Policy Learning for Optimal Individualized Dose Intervals
This work addresses the need for personalized medical dosing intervals in healthcare, representing a novel extension beyond existing dose recommendation methods.
The authors tackled the problem of learning individualized dose intervals from observational data, proposing a new method called probability dose interval (PDI) that guarantees outcomes above a threshold with a given probability, and demonstrated its advantage over benchmarks in simulations and a diabetes case study.

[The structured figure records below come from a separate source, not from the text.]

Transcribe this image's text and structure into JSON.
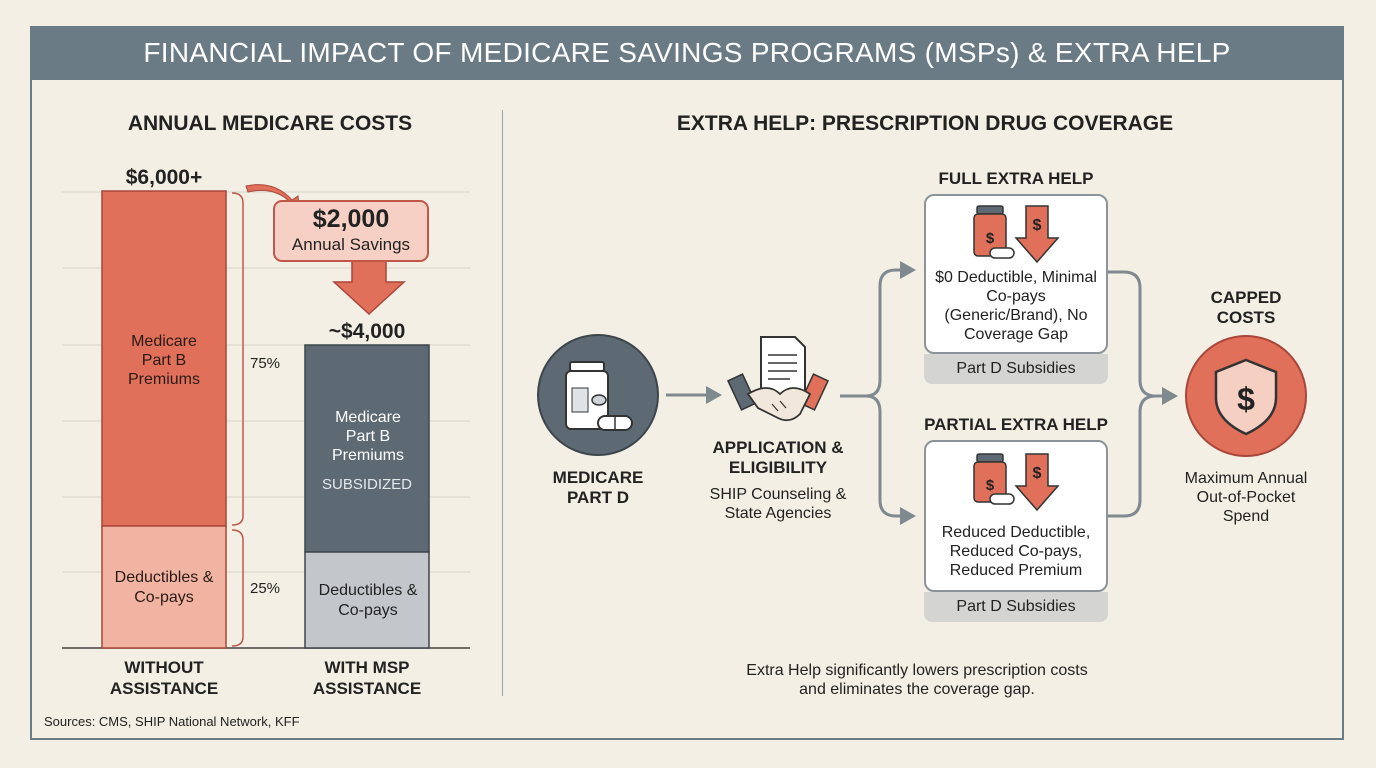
{
  "title": "FINANCIAL IMPACT OF MEDICARE SAVINGS PROGRAMS (MSPs) & EXTRA HELP",
  "left": {
    "heading": "ANNUAL MEDICARE COSTS",
    "without_total": "$6,000+",
    "with_total": "~$4,000",
    "savings_amount": "$2,000",
    "savings_label": "Annual Savings",
    "without_premiums_label": "Medicare Part B Premiums",
    "without_deductibles_label": "Deductibles & Co-pays",
    "with_premiums_label": "Medicare Part B Premiums",
    "with_subsidized_label": "SUBSIDIZED",
    "with_deductibles_label": "Deductibles & Co-pays",
    "pct_premiums": "75%",
    "pct_deductibles": "25%",
    "without_caption": "WITHOUT ASSISTANCE",
    "with_caption": "WITH MSP ASSISTANCE",
    "sources": "Sources: CMS, SHIP National Network, KFF"
  },
  "right": {
    "heading": "EXTRA HELP: PRESCRIPTION DRUG COVERAGE",
    "start_label": "MEDICARE PART D",
    "app_title": "APPLICATION & ELIGIBILITY",
    "app_desc": "SHIP Counseling & State Agencies",
    "full_title": "FULL EXTRA HELP",
    "full_desc": "$0 Deductible, Minimal Co-pays (Generic/Brand), No Coverage Gap",
    "full_sub": "Part D Subsidies",
    "partial_title": "PARTIAL EXTRA HELP",
    "partial_desc": "Reduced Deductible, Reduced Co-pays, Reduced Premium",
    "partial_sub": "Part D Subsidies",
    "capped_title": "CAPPED COSTS",
    "capped_desc": "Maximum Annual Out-of-Pocket Spend",
    "footnote": "Extra Help significantly lowers prescription costs and eliminates the coverage gap."
  },
  "colors": {
    "accent": "#e0705a",
    "accent_light": "#f2b4a2",
    "slate": "#5e6a73",
    "gray": "#c3c7cb",
    "header": "#6b7b86"
  },
  "icons": [
    "pill-bottle-icon",
    "document-icon",
    "handshake-icon",
    "dollar-arrow-down-icon",
    "shield-dollar-icon",
    "arrow-right-icon"
  ]
}
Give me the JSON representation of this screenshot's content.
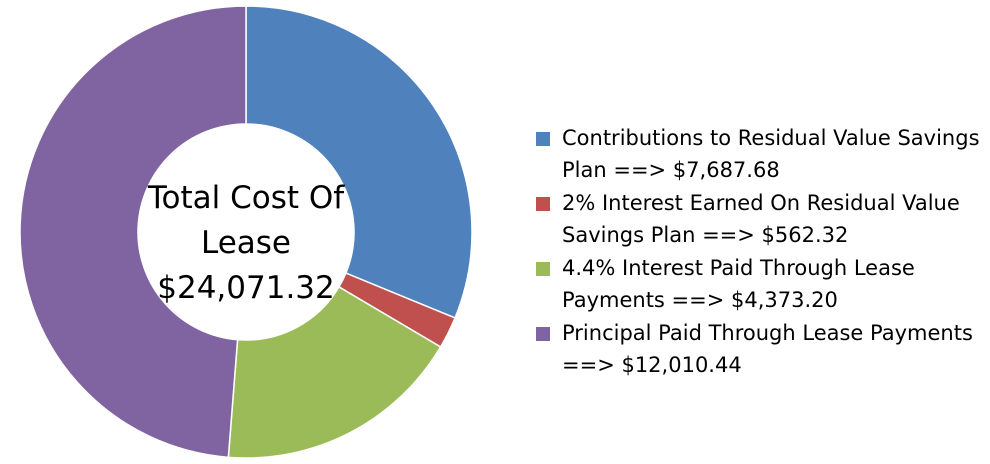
{
  "chart_data": {
    "type": "pie",
    "donut": true,
    "center_text": [
      "Total Cost Of",
      "Lease",
      "$24,071.32"
    ],
    "slices": [
      {
        "label": "Contributions to Residual Value Savings Plan ==> $7,687.68",
        "value": 7687.68,
        "color": "#4F81BD"
      },
      {
        "label": "2% Interest Earned On Residual Value Savings Plan ==> $562.32",
        "value": 562.32,
        "color": "#C0504D"
      },
      {
        "label": "4.4% Interest Paid Through Lease Payments ==> $4,373.20",
        "value": 4373.2,
        "color": "#9BBB59"
      },
      {
        "label": "Principal Paid Through Lease Payments ==> $12,010.44",
        "value": 12010.44,
        "color": "#8064A2"
      }
    ],
    "legend_position": "right"
  }
}
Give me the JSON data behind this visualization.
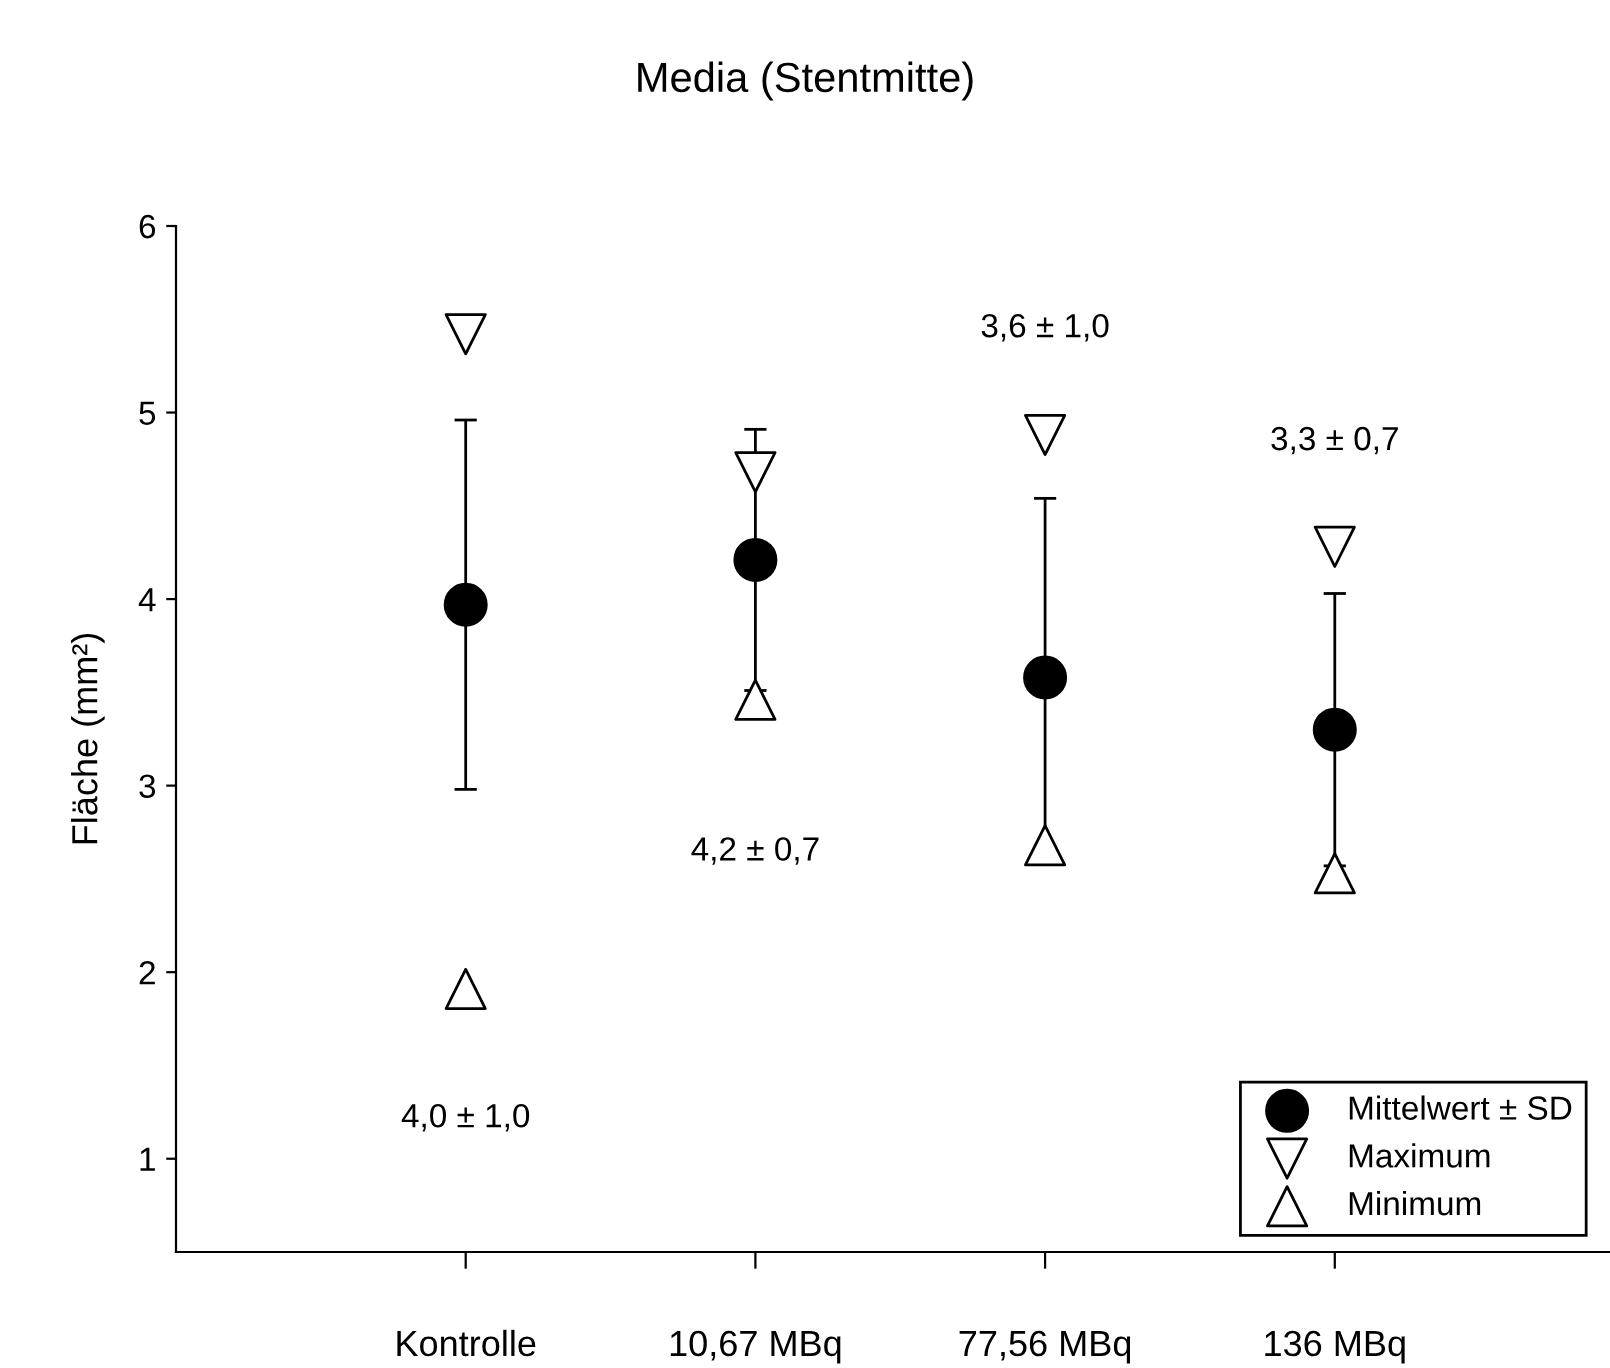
{
  "chart_data": {
    "type": "scatter",
    "title": "Media (Stentmitte)",
    "ylabel": "Fläche (mm²)",
    "categories": [
      "Kontrolle",
      "10,67 MBq",
      "77,56 MBq",
      "136 MBq"
    ],
    "series": [
      {
        "name": "Mittelwert ± SD",
        "color": "#000000",
        "marker": "circle",
        "values": [
          3.97,
          4.21,
          3.58,
          3.3
        ],
        "errors": [
          0.99,
          0.7,
          0.96,
          0.73
        ]
      },
      {
        "name": "Maximum",
        "color": "#000000",
        "marker": "triangle_down",
        "values": [
          5.42,
          4.68,
          4.88,
          4.28
        ]
      },
      {
        "name": "Minimum",
        "color": "#000000",
        "marker": "triangle",
        "values": [
          1.91,
          3.46,
          2.68,
          2.53
        ]
      }
    ],
    "annotations": [
      "4,0 ± 1,0",
      "4,2 ± 0,7",
      "3,6 ± 1,0",
      "3,3 ± 0,7"
    ],
    "ylim": [
      0.5,
      6
    ],
    "yticks": [
      1,
      2,
      3,
      4,
      5,
      6
    ],
    "grid": false,
    "legend": "bottom right"
  }
}
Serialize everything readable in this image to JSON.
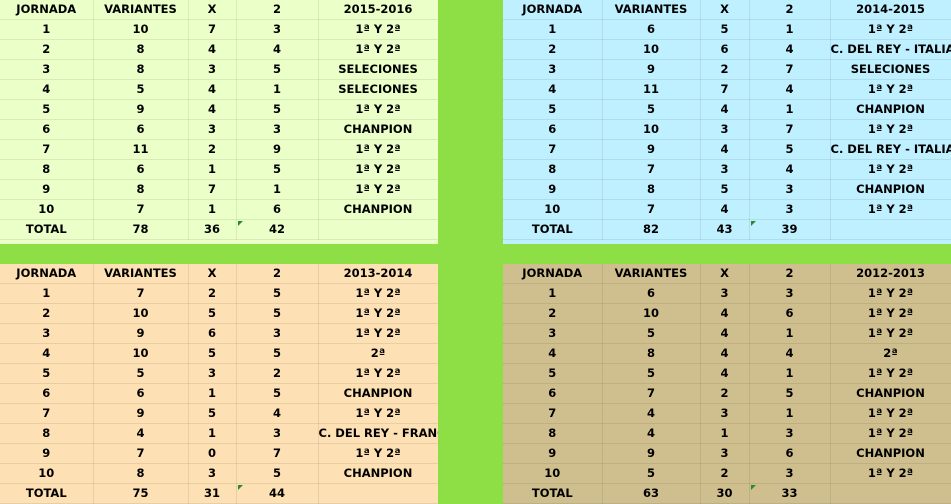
{
  "blocks": {
    "tl": {
      "headers": [
        "JORNADA",
        "VARIANTES",
        "X",
        "2",
        "2015-2016"
      ],
      "rows": [
        [
          "1",
          "10",
          "7",
          "3",
          "1ª Y 2ª"
        ],
        [
          "2",
          "8",
          "4",
          "4",
          "1ª Y 2ª"
        ],
        [
          "3",
          "8",
          "3",
          "5",
          "SELECIONES"
        ],
        [
          "4",
          "5",
          "4",
          "1",
          "SELECIONES"
        ],
        [
          "5",
          "9",
          "4",
          "5",
          "1ª Y 2ª"
        ],
        [
          "6",
          "6",
          "3",
          "3",
          "CHANPION"
        ],
        [
          "7",
          "11",
          "2",
          "9",
          "1ª Y 2ª"
        ],
        [
          "8",
          "6",
          "1",
          "5",
          "1ª Y 2ª"
        ],
        [
          "9",
          "8",
          "7",
          "1",
          "1ª Y 2ª"
        ],
        [
          "10",
          "7",
          "1",
          "6",
          "CHANPION"
        ]
      ],
      "total": [
        "TOTAL",
        "78",
        "36",
        "42",
        ""
      ]
    },
    "tr": {
      "headers": [
        "JORNADA",
        "VARIANTES",
        "X",
        "2",
        "2014-2015"
      ],
      "rows": [
        [
          "1",
          "6",
          "5",
          "1",
          "1ª Y 2ª"
        ],
        [
          "2",
          "10",
          "6",
          "4",
          "C. DEL REY - ITALIA"
        ],
        [
          "3",
          "9",
          "2",
          "7",
          "SELECIONES"
        ],
        [
          "4",
          "11",
          "7",
          "4",
          "1ª Y 2ª"
        ],
        [
          "5",
          "5",
          "4",
          "1",
          "CHANPION"
        ],
        [
          "6",
          "10",
          "3",
          "7",
          "1ª Y 2ª"
        ],
        [
          "7",
          "9",
          "4",
          "5",
          "C. DEL REY - ITALIA"
        ],
        [
          "8",
          "7",
          "3",
          "4",
          "1ª Y 2ª"
        ],
        [
          "9",
          "8",
          "5",
          "3",
          "CHANPION"
        ],
        [
          "10",
          "7",
          "4",
          "3",
          "1ª Y 2ª"
        ]
      ],
      "total": [
        "TOTAL",
        "82",
        "43",
        "39",
        ""
      ]
    },
    "bl": {
      "headers": [
        "JORNADA",
        "VARIANTES",
        "X",
        "2",
        "2013-2014"
      ],
      "rows": [
        [
          "1",
          "7",
          "2",
          "5",
          "1ª Y 2ª"
        ],
        [
          "2",
          "10",
          "5",
          "5",
          "1ª Y 2ª"
        ],
        [
          "3",
          "9",
          "6",
          "3",
          "1ª Y 2ª"
        ],
        [
          "4",
          "10",
          "5",
          "5",
          "2ª"
        ],
        [
          "5",
          "5",
          "3",
          "2",
          "1ª Y 2ª"
        ],
        [
          "6",
          "6",
          "1",
          "5",
          "CHANPION"
        ],
        [
          "7",
          "9",
          "5",
          "4",
          "1ª Y 2ª"
        ],
        [
          "8",
          "4",
          "1",
          "3",
          "C. DEL REY - FRANCIA"
        ],
        [
          "9",
          "7",
          "0",
          "7",
          "1ª Y 2ª"
        ],
        [
          "10",
          "8",
          "3",
          "5",
          "CHANPION"
        ]
      ],
      "total": [
        "TOTAL",
        "75",
        "31",
        "44",
        ""
      ]
    },
    "br": {
      "headers": [
        "JORNADA",
        "VARIANTES",
        "X",
        "2",
        "2012-2013"
      ],
      "rows": [
        [
          "1",
          "6",
          "3",
          "3",
          "1ª Y 2ª"
        ],
        [
          "2",
          "10",
          "4",
          "6",
          "1ª Y 2ª"
        ],
        [
          "3",
          "5",
          "4",
          "1",
          "1ª Y 2ª"
        ],
        [
          "4",
          "8",
          "4",
          "4",
          "2ª"
        ],
        [
          "5",
          "5",
          "4",
          "1",
          "1ª Y 2ª"
        ],
        [
          "6",
          "7",
          "2",
          "5",
          "CHANPION"
        ],
        [
          "7",
          "4",
          "3",
          "1",
          "1ª Y 2ª"
        ],
        [
          "8",
          "4",
          "1",
          "3",
          "1ª Y 2ª"
        ],
        [
          "9",
          "9",
          "3",
          "6",
          "CHANPION"
        ],
        [
          "10",
          "5",
          "2",
          "3",
          "1ª Y 2ª"
        ]
      ],
      "total": [
        "TOTAL",
        "63",
        "30",
        "33",
        ""
      ]
    }
  },
  "colors": {
    "separator": "#8ede46",
    "tl_fill": "#ebffc9",
    "tr_fill": "#bff0ff",
    "bl_fill": "#fde0b3",
    "br_fill": "#cfbf8e",
    "error_indicator": "#2c8a2c"
  }
}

We study the problem of learning individualized dose intervals using observational data. There are very few previous works for policy learning with continuous treatment, and all of them focused on recommending an optimal dose rather than an optimal dose interval. In this paper, we propose a new method to estimate such an optimal dose interval, named probability dose interval (PDI). The potential outcomes for doses in the PDI are guaranteed better than a pre-specified threshold with a given probability (e.g., 50%). The associated nonconvex optimization problem can be efficiently solved by the Difference-of-Convex functions (DC) algorithm. We prove that our estimated policy is consistent, and its risk converges to that of the best-in-class policy at a root-n rate. Numerical simulations show the advantage of the proposed method over outcome modeling based benchmarks. We further demonstrate the performance of our method in determining individualized Hemoglobin A1c (HbA1c) control intervals for elderly patients with diabetes.